FOR IMMEDIATE RELEASE
Contact: Giselle Barry (Markey) 202-224-2742
Kamara Jones (Blumenthal) 202-224-0309
In Wake of GM Safety Recalls, Markey and Blumenthal Introduce Legislation to Ensure Transparency, More Reporting to Prevent Auto Injuries, Fatalities
Bill would require more information to be reported to public Early Warning Reporting database when auto manufacturers first become aware of incidents involving fatalities
Washington (March 25, 2014) – With dozens of reported injuries and deaths linked to the recall of 1.6 million GM vehicles, including seven injuries in Massachusetts, today Senators Edward J. Markey (D-Mass.) and Richard Blumenthal (D-Conn.) introduced legislation to ensure auto manufacturers provide more information about incidents involving fatalities to the National Highway Transportation Safety Administration (NHTSA). The legislation, the Early Warning Reporting System Improvement Act, would require NHTSA make the information it receives from auto manufacturers publicly available in a searchable, user-friendly format so that consumers and independent safety experts can evaluate potential safety defects themselves. GM has admitted to knowing for at least a decade about the ignition switch defect in Chevy Cobalts and Saturn Ions that have led to the massive recall, and NHTSA failed to connect the dots using accident reports and other information it had to more quickly and aggressively investigate the defect.
“A massive information breakdown at NHTSA has led to deadly vehicle breakdowns on our roads,” said Senator Markey, a member of Commerce, Science and Transportation Committee. “The Department of Transportation has the authority to require critical safety information be made publicly available, but it has never used its authority. We need the Early Warning Reporting system to provide actual early warnings to ensure the public is informed and possible defects are fully investigated. I look forward to working with Senator Blumenthal and all of my colleagues to pass this legislation that will protect drivers from injury and possibly death.”
“Timely information can save lives when it reveals lethal defects,” said Senator Blumenthal, a member of the Commerce, Science and Transportation Committee. “NHTSA’s job should be to make life-saving information available, not more difficult to access. This up-to-date, accessible database will be a vital tool for drivers and consumer advocates in preventing future harm. I am pleased to join Senator Markey in the effort to implement this innovative solution.”
“In 2000, Congress required a new Early Warning Reporting System for NHTSA to catch safety defects before they killed consumers. In light of the problems revealed with Toyota unintended acceleration and Cobalt airbags, we know EWR is broken and needs to be fixed,” said Clarence Ditlow, Executive Director for the Center for Auto Safety. “Auto companies have run millions of defective vehicles through loopholes in EWR, including not having to submit documents on deaths caused by defects when they first learn of them. The Center for Auto Safety commends Senators Markey and Blumenthal for introducing legislation to close deadly loopholes in the National Traffic and Motor Vehicle Safety Act.”

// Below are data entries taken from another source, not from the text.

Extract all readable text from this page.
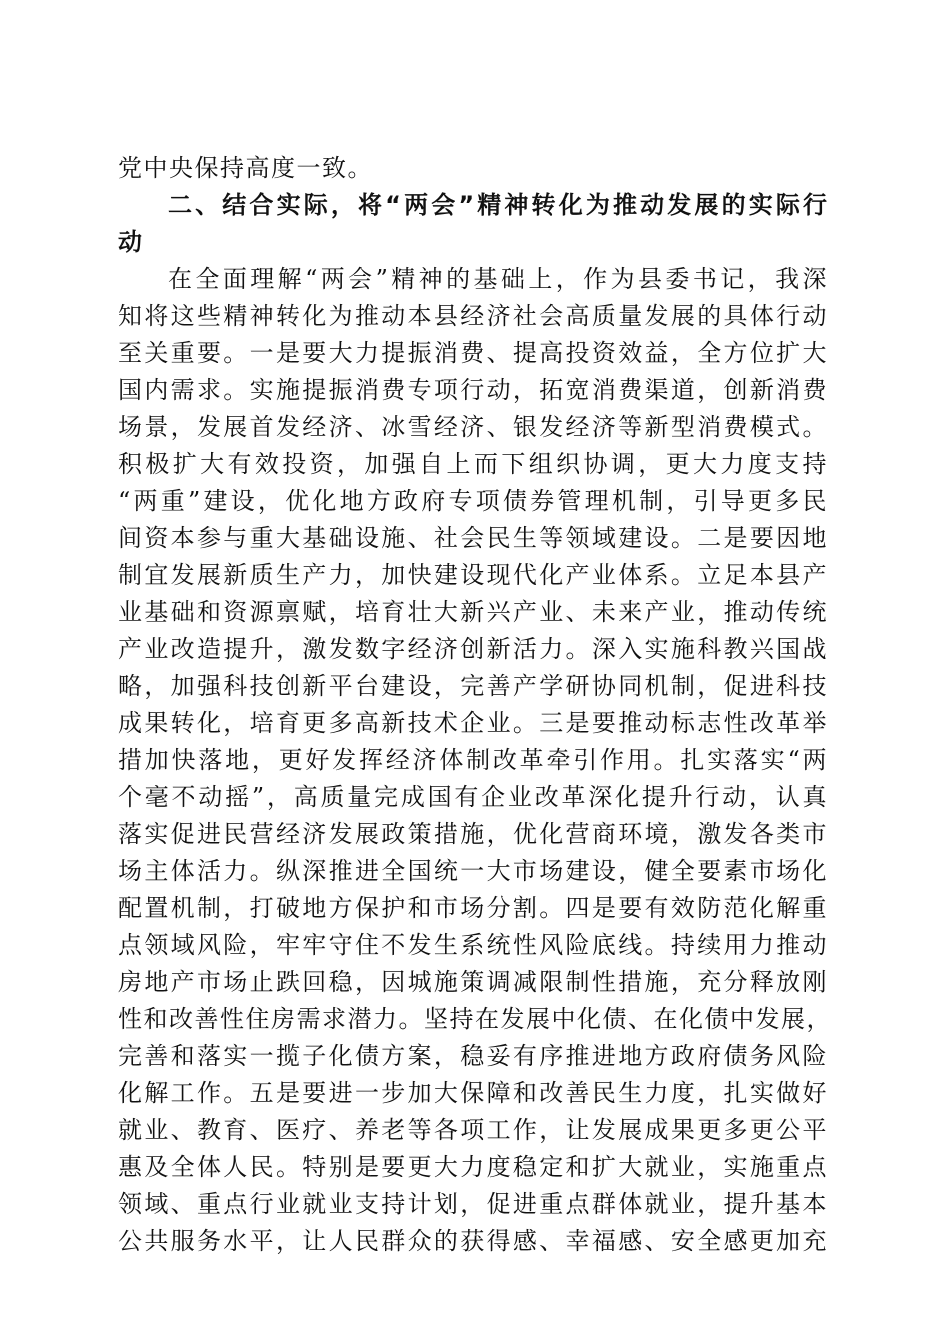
党中央保持高度一致。
二、结合实际，将“两会”精神转化为推动发展的实际行
动
在全面理解“两会”精神的基础上，作为县委书记，我深
知将这些精神转化为推动本县经济社会高质量发展的具体行动
至关重要。一是要大力提振消费、提高投资效益，全方位扩大
国内需求。实施提振消费专项行动，拓宽消费渠道，创新消费
场景，发展首发经济、冰雪经济、银发经济等新型消费模式。
积极扩大有效投资，加强自上而下组织协调，更大力度支持
“两重”建设，优化地方政府专项债券管理机制，引导更多民
间资本参与重大基础设施、社会民生等领域建设。二是要因地
制宜发展新质生产力，加快建设现代化产业体系。立足本县产
业基础和资源禀赋，培育壮大新兴产业、未来产业，推动传统
产业改造提升，激发数字经济创新活力。深入实施科教兴国战
略，加强科技创新平台建设，完善产学研协同机制，促进科技
成果转化，培育更多高新技术企业。三是要推动标志性改革举
措加快落地，更好发挥经济体制改革牵引作用。扎实落实“两
个毫不动摇”，高质量完成国有企业改革深化提升行动，认真
落实促进民营经济发展政策措施，优化营商环境，激发各类市
场主体活力。纵深推进全国统一大市场建设，健全要素市场化
配置机制，打破地方保护和市场分割。四是要有效防范化解重
点领域风险，牢牢守住不发生系统性风险底线。持续用力推动
房地产市场止跌回稳，因城施策调减限制性措施，充分释放刚
性和改善性住房需求潜力。坚持在发展中化债、在化债中发展，
完善和落实一揽子化债方案，稳妥有序推进地方政府债务风险
化解工作。五是要进一步加大保障和改善民生力度，扎实做好
就业、教育、医疗、养老等各项工作，让发展成果更多更公平
惠及全体人民。特别是要更大力度稳定和扩大就业，实施重点
领域、重点行业就业支持计划，促进重点群体就业，提升基本
公共服务水平，让人民群众的获得感、幸福感、安全感更加充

A copy of the legislation can be found HERE.
Specifically, the Early Warning Reporting System Improvement Act of 2014:
· Requires automobile and equipment manufacturers to automatically submit the accident report or other document that first alerted them to a fatality involving their vehicle or equipment to NHTSA’s Early Warning Reporting database. NHTSA is then required to automatically make those documents public unless they are exempted from public disclosure under the Freedom Of Information Act (FOIA). Presently, these documents are only provided to NHTSA if the agency requests them, and they are not made public unless they are requested under FOIA;
· Requires NHTSA to consider EWR information when it is investigating potential safety defects and when it is evaluating citizen petitions for automobile safety standards or enforcement actions;
· Requires NHTSA to upgrade its online databases to improve searchability, integrate its different databases so they can all be searched at once, and ensure that all documents obtained or created by NHTSA related to a safety incident are both made publicly available and keyword searchable in its databases; and
· Requires NHTSA to provide public, searchable notices of all inspection and investigation activities it undertakes.
Last month, Senator Markey asked NHTSA to use its authority to require companies to submit accident reports and other documents to NHTSA’S public early warming reporting database when they become aware of fatalities involving their vehicles. He also requested the documents that GM provided to the NHTSA about fatal accidents in Maryland and Wisconsin, documents related to the Massachusetts accidents that may be related to this defect, and other documents related to how NHTSA officials evaluated this defect when it became aware of it.
During House Energy and Commerce Committee consideration of a 2010 automobile safety bill, a version of a then-Rep. Markey-authored amendment was included that would have made more information about fatalities public in the Early Warning Reporting database. The bill passed Committee but was not enacted.